Por fim, Jamie içou a vela e afastaram -se para o largo. Quando os habitantes da aldeia principiaram a surgir das cabanas, os dois homens já se encontravam para além do horizonte.

- Conseguimos! - exclamou Jamie.

- Ainda é cedo para cantar vitória - e Banda mergulhou a mão na fria corrente de Benguela. - Estamos no início.

Continuaram a singrar para o Norte, passando ao largo da baía Alexander e da embocadura do rio Orange sem descortinarem sinais de vida, à parte bandos de corvos marinhos e alguns flamingos. Embora dispusessem de latas de carne e arroz, fruta e dois cantis de água, estavam demasiado nervosos para comer.

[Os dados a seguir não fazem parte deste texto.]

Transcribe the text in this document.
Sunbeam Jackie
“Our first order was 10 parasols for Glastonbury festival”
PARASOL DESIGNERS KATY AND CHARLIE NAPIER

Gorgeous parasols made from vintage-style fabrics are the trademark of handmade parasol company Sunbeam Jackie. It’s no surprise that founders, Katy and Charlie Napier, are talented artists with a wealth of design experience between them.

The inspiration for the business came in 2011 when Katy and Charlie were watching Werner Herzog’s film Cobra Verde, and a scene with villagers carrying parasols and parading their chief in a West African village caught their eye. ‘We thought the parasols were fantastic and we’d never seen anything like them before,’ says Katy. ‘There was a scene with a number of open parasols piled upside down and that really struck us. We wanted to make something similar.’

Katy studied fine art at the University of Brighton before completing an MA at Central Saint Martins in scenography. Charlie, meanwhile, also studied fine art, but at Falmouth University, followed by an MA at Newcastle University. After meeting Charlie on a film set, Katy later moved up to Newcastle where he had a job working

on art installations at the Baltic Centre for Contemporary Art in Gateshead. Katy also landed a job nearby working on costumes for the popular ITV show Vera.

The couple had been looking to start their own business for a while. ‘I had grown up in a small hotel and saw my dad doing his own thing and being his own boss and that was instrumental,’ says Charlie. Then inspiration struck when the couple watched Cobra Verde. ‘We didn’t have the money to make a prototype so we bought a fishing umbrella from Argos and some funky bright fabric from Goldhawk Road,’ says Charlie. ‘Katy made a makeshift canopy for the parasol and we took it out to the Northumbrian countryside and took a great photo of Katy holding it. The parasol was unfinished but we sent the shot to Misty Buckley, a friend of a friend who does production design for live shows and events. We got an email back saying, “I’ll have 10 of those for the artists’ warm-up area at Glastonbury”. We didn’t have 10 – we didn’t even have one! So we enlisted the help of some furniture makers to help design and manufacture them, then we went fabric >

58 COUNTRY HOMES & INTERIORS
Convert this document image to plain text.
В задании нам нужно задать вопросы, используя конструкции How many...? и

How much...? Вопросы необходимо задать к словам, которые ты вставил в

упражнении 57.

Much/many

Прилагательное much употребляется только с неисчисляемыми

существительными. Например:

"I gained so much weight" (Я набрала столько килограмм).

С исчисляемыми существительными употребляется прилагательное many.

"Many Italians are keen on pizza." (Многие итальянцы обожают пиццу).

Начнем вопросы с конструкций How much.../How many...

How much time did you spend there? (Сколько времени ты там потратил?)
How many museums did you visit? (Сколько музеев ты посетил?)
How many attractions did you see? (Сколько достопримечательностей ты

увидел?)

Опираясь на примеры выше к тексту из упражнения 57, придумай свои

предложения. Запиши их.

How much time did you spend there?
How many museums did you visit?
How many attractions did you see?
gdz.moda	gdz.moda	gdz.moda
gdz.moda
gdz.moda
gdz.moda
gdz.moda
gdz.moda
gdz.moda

Jamie recusava-se a permitir que a imaginação se concentrasse nos perigos que os aguardavam, mas Banda não o podia evitar, sobretudo porque os conhecia por experiência própria. Recordava-se dos guardas brutais munidos de espingardas, dos cães e das minas e perguntava-se como fora possível que se tivesse deixado arrastar para aquela aventura. Lançando uma olhadela ao escocês, reflectiu: “Ainda é mais parvo que eu. Se as coisas correrrem mal, morrerei por minha irmã.

Que motivo o leva a sacrificar a vida?”

Os tubarões surgiram cerca do meio-dia. Eram uns seis, as barbatanas cortando a água à medida que se aproximavam da jangada.